Market Reaction The weak auction results were attributed to the uncertainty surrounding the US's planned deployment of 3,000 troops to the Middle East, which has led to a rise in oil prices. This, in turn, has increased expectations of higher inflation, which has wiped out hopes of a Federal Reserve rate cut this year. As a result, prevailing yields for Treasuries with two years to maturity have climbed by about half a percentage point since the end of February.
Auction Metrics The auction metrics were also weak, with the 26 primary dealers awarded only 24.1% of the sale, the most in three years. Total bids were 2.44 times the amount being offered, the lowest ratio since May 2024. Additionally, there were indications of a large short base in the two-year sector, which could have contributed to the weak demand.

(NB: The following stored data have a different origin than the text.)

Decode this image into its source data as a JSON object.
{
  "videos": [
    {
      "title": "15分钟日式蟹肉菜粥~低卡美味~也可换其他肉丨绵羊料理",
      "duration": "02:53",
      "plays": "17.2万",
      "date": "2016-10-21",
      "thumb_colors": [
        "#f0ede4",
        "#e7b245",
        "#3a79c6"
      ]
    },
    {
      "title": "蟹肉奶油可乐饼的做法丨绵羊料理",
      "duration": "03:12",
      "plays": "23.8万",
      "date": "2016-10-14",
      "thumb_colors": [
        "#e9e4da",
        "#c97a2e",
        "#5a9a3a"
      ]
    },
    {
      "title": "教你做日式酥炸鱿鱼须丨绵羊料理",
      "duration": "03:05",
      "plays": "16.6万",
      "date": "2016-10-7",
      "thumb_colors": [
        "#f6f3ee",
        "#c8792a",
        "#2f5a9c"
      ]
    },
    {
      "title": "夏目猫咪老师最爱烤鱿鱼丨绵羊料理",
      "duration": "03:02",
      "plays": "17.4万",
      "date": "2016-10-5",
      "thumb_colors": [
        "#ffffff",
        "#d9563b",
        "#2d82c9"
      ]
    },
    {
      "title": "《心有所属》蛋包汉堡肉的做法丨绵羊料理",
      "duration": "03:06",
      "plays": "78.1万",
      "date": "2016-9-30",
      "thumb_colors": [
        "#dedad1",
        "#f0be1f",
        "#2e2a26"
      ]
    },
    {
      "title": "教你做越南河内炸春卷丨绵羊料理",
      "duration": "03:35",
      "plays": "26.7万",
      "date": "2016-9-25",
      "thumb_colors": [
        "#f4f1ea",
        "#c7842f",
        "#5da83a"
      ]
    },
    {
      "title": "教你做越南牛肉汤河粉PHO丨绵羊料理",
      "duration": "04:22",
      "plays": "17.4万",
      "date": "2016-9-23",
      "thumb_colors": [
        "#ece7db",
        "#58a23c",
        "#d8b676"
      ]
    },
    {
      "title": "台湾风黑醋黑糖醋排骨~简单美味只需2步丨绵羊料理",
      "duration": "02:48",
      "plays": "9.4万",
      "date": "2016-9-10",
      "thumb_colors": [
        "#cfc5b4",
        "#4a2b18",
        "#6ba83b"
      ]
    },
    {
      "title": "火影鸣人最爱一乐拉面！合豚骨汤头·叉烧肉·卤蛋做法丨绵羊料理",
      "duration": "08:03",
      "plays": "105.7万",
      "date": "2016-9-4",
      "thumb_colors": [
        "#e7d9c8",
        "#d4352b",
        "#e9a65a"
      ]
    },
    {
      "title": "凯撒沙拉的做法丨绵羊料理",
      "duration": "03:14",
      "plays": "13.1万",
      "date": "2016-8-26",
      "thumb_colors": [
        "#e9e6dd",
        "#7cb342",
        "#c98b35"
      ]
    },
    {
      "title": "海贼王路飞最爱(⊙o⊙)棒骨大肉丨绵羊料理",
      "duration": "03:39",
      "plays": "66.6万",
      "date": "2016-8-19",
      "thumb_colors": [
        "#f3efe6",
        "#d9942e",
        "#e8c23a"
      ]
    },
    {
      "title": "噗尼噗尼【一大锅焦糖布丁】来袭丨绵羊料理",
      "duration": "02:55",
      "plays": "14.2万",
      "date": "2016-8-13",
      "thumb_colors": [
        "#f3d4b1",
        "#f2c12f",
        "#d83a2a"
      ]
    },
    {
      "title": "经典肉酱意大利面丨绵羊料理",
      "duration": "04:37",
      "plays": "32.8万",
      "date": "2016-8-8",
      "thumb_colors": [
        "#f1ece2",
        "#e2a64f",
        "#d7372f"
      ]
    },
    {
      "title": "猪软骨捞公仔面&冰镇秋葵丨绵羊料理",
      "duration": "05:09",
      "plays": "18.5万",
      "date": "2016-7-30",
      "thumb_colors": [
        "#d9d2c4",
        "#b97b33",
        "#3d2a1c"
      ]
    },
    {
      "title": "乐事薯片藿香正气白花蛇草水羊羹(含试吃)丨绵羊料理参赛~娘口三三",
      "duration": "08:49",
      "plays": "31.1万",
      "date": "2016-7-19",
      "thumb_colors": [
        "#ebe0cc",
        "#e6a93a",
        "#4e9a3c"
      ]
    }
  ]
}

Read also: Treasury Yields Experience Largest Increase in Two Weeks Following Release of Labor Market Data
Impact on Treasury Auctions The weak auction results have significant implications for upcoming Treasury auctions. The market is still facing $70 billion of five-year notes on Wednesday and $44 billion of seven-year notes on Thursday. The Treasury selloff appears to be a knee-jerk reaction to the weak auction results, although it is believed that higher oil prices have contributed to the weak demand.

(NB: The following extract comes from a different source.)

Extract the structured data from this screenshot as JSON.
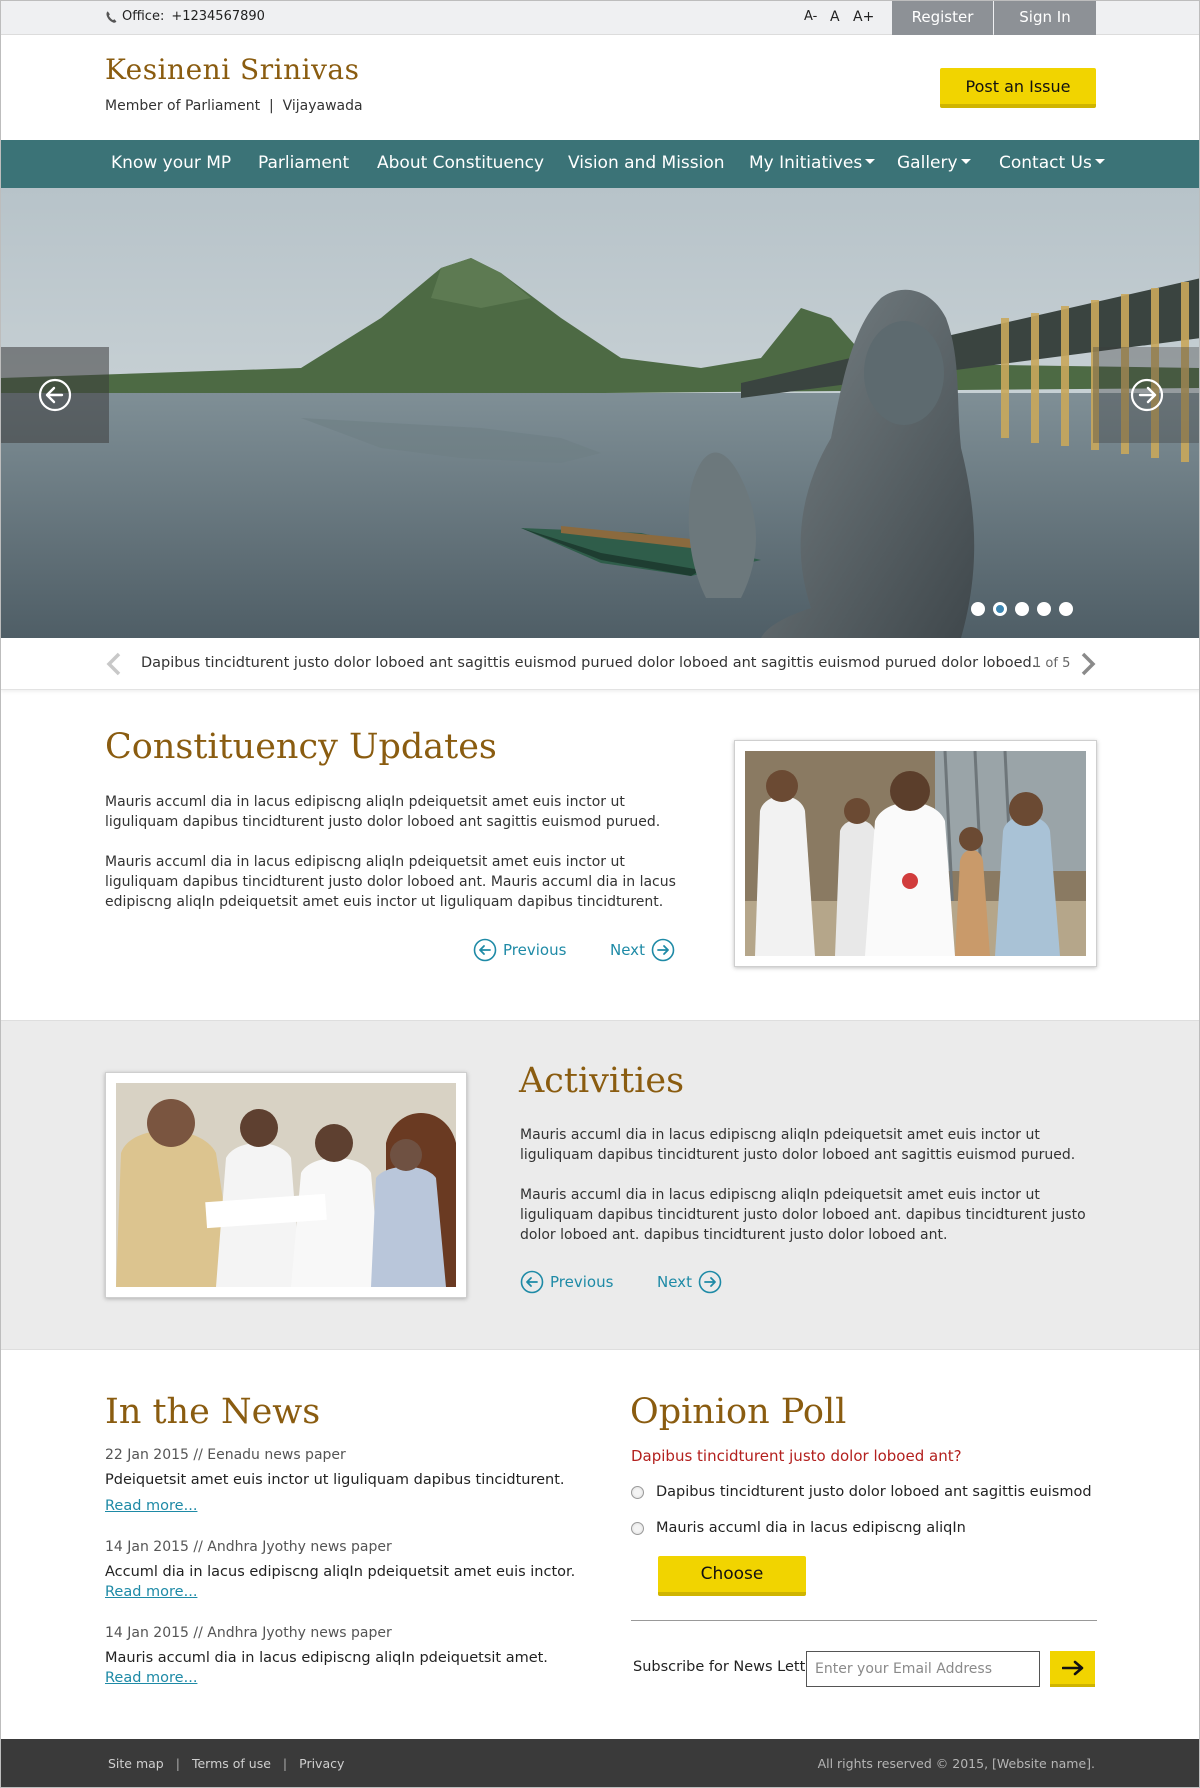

Interest Rate Expectations As recently as the end of February, short-term interest-rate products fully priced in two quarter-point rate cuts by the US central bank by year-end. However, with the weak auction results, they no longer price in any rate cuts and have begun to price in a small chance that the Federal Reserve will raise rates.
Investor Takeaway
Investors should be cautious of potential inflation risks driven by oil prices.